David Chase, der Erfinder der „Sopranos“, entwickelt das Genre also in Richtung des großen Romans. Anders als Endlosreihen wie „Lindenstraße“ oder auch „Emergency Room“ ist jeder Folge einbeschrieben, dass das Ganze mal ein Ende haben wird – aber eben nicht in 4, sondern in 13 Folgen, was die Erzähldichte und den Erzähldruck erheblich steigert. Unter den TV-Leuten gesellt sich David Chase zu Dennis Potter („Lipstick on Your Collar“, „Der singende Detektiv“), der ebenso fruchtbar im Genre der Fernsehserie gearbeitet hat. (Keine Sorge übrigens: Wie man hört, wird eben die vierte Staffel der „Sopranos“ abgedreht. Was unsresgleichen besonders beschäftigt: wann und wie David Chase es hinkriegt, dass Dr. Melfi mit Tony Soprano ins Bett geht.)

Was also meinesgleichen für die „Sopranos“ gewonnen hat, ist zuallererst die Kunst. Mein alter Freund Theckel zählte aus, dass jede Folge von 50 Minuten ungefähr 40 Einzelszenen enthält, eine ganz außerordentliche Komplexität und Geschwindigkeit. Die Schauspielkunst ist, bis hinunter zur letzten Nebenrolle, ein Fest; wobei die Typen und Typinnen sich in der Regel durch Unattraktivität auszeichnen. Aber schon den massigen James Gandolfini, der schnell mit Gusto morden, aber sich auch von der Depression in einen grauen Schatten verwandeln lassen kann, zeichnet eine schier unglaubliche Ausdrucksvielfalt aus. Seit ich „Die Sopranos“ kenne, finde ich ihn hier und dort wieder: In „Get Shorty“ von Barry Sonnenfeld spielt er, vollbärtig und mit Pferdeschwanz, einen zum Schläger abgestiegenen Stuntman; in dem neuen Film der Coen-Brüder, „The Man Who Wasn’t There“, ein Mordopfer im eleganten Zweireiher. Weil wir gerade dabei sind: Dominic Chianese, der widerliche Onkel Junior, der jetzt im Knast sitzt und in der ersten Staffel seinen Neffen Tony fast umgebracht hätte, dieser Dominic Chianese gab mager und anmutig in „Der Pate“ 1974 Johnny Olah, den Hitman von Hyman Roth (Lee Strasberg), der Fredo (John Cazale) zum Verrat an seinem Bruder Michael Corleone (Al Pacino) verführt.

Kinogeher lieben es, solche Assoziationen auszuspinnen; überhaupt: das Nacherzählen.
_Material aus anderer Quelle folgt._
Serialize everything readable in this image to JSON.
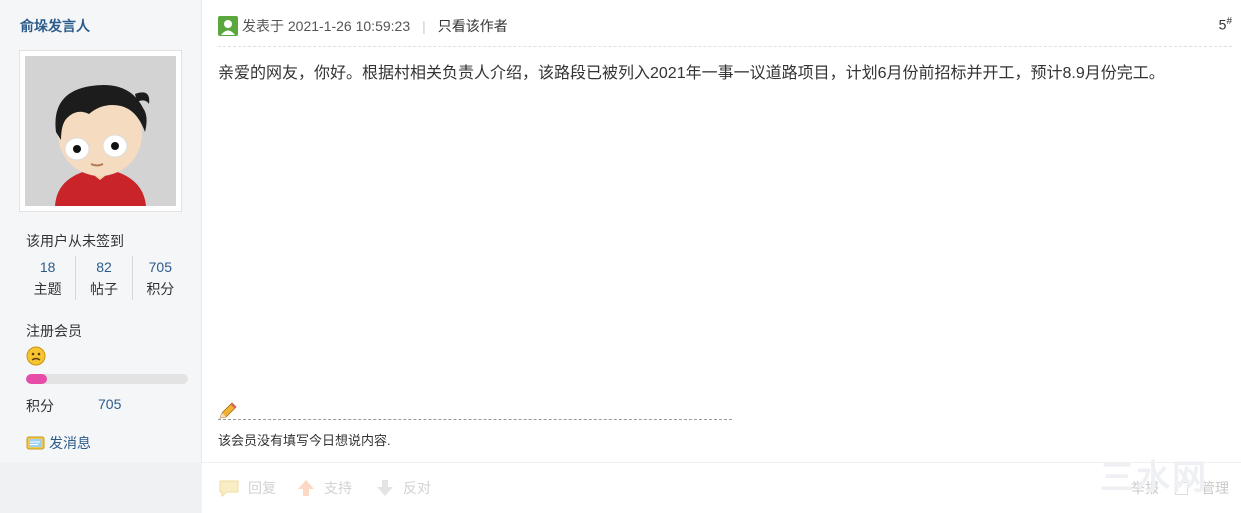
{
  "author": {
    "name": "俞垛发言人",
    "signin_text": "该用户从未签到",
    "stats": [
      {
        "value": "18",
        "label": "主题"
      },
      {
        "value": "82",
        "label": "帖子"
      },
      {
        "value": "705",
        "label": "积分"
      }
    ],
    "group": "注册会员",
    "progress_percent": 13,
    "points_label": "积分",
    "points_value": "705",
    "send_message": "发消息"
  },
  "post": {
    "posted_prefix": "发表于",
    "posted_time": "2021-1-26 10:59:23",
    "separator": "|",
    "author_only": "只看该作者",
    "floor_number": "5",
    "floor_mark": "#",
    "content": "亲爱的网友，你好。根据村相关负责人介绍，该路段已被列入2021年一事一议道路项目，计划6月份前招标并开工，预计8.9月份完工。",
    "signature": "该会员没有填写今日想说内容."
  },
  "actions": {
    "reply": "回复",
    "support": "支持",
    "oppose": "反对",
    "report": "举报",
    "manage": "管理"
  },
  "watermark": "三水网",
  "colors": {
    "link": "#2b5b8a",
    "progress": "#e74da8",
    "sidebar_bg": "#f5f6f8"
  },
  "icons": {
    "user": "user-icon",
    "pencil": "pencil-icon",
    "message": "message-icon",
    "smiley": "smiley-icon",
    "reply": "reply-icon",
    "support": "thumb-up-icon",
    "oppose": "thumb-down-icon"
  }
}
Das haben sie mit den Romanlesern gemein – und so dürfen Sie meinesgleichen jederzeit fragen, wie denn diese oder jene Szene der zweiten Staffel zu verstehen sei, weil Sie eine Folge verpasst haben oder überhaupt neu in diesem Kreis sind. So muss es schon mit Charles Dickens’ Fortsetzungsromanen funktioniert haben; so kenne ich es noch von den Illustriertenromanen in den Lesezirkeln der Fünfziger: Dankbar ließ sich Tante vom Jüngling auf den neuesten Stand bringen.
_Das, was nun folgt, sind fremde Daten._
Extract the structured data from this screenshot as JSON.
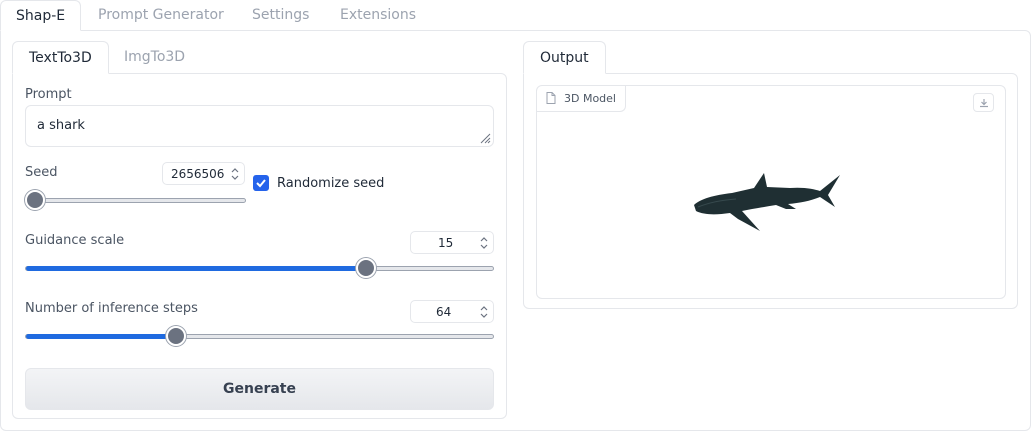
{
  "top_tabs": [
    "Shap-E",
    "Prompt Generator",
    "Settings",
    "Extensions"
  ],
  "sub_tabs": [
    "TextTo3D",
    "ImgTo3D"
  ],
  "prompt": {
    "label": "Prompt",
    "value": "a shark"
  },
  "seed": {
    "label": "Seed",
    "value": "2656506",
    "randomize_label": "Randomize seed",
    "randomize_checked": true,
    "slider_fraction": 0.0
  },
  "guidance": {
    "label": "Guidance scale",
    "value": "15",
    "slider_fraction": 0.73
  },
  "steps": {
    "label": "Number of inference steps",
    "value": "64",
    "slider_fraction": 0.32
  },
  "generate_label": "Generate",
  "output": {
    "tab_label": "Output",
    "model_label": "3D Model"
  },
  "icons": {
    "model": "file-icon",
    "download": "download-icon",
    "checkbox": "check-icon",
    "stepper": "stepper-icon",
    "resize": "resize-grip-icon"
  },
  "colors": {
    "accent": "#2563eb",
    "slider_fill": "#1f6ae0",
    "shark": "#1f2f33"
  }
}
Diese Nacherzählbarkeit erleichtert es dem Leser, dem Kinogeher, dem TV-Zuschauer so außerordentlich, sich selbst unter die Personen in die Geschichte zu mischen. Von unserer Freundin Jutta kann ich berichten, dass erst Nancy Marchand in der Rolle von Livia Soprano, die an dem Mordkomplott gegen ihren Sohn Tony ebenso umsichtig wie unbewusst mitwirkt, sie – unsere Freundin Jutta – wirklich davon überzeugte, dass ihre eigene Mutter ein richtiges Scheusal ist und immer schon war. „Das schließt die Evolution aus: dass das Kind erkennen kann, meine Mutter ist das Böse.“ Dazu braucht es die Kunst. Oder die Psychoanalyse: Tony Soprano lernt es bei Dr. Melfi gerade noch rechtzeitig. Wir werden sehen, wie seine Schwester Janice, die Hippieschlampe, Livia, das Mutterscheusal, wieder ins Spiel bringt, seit letztem Samstag erkennbar aus familialen ebenso wie finanziellen Gründen.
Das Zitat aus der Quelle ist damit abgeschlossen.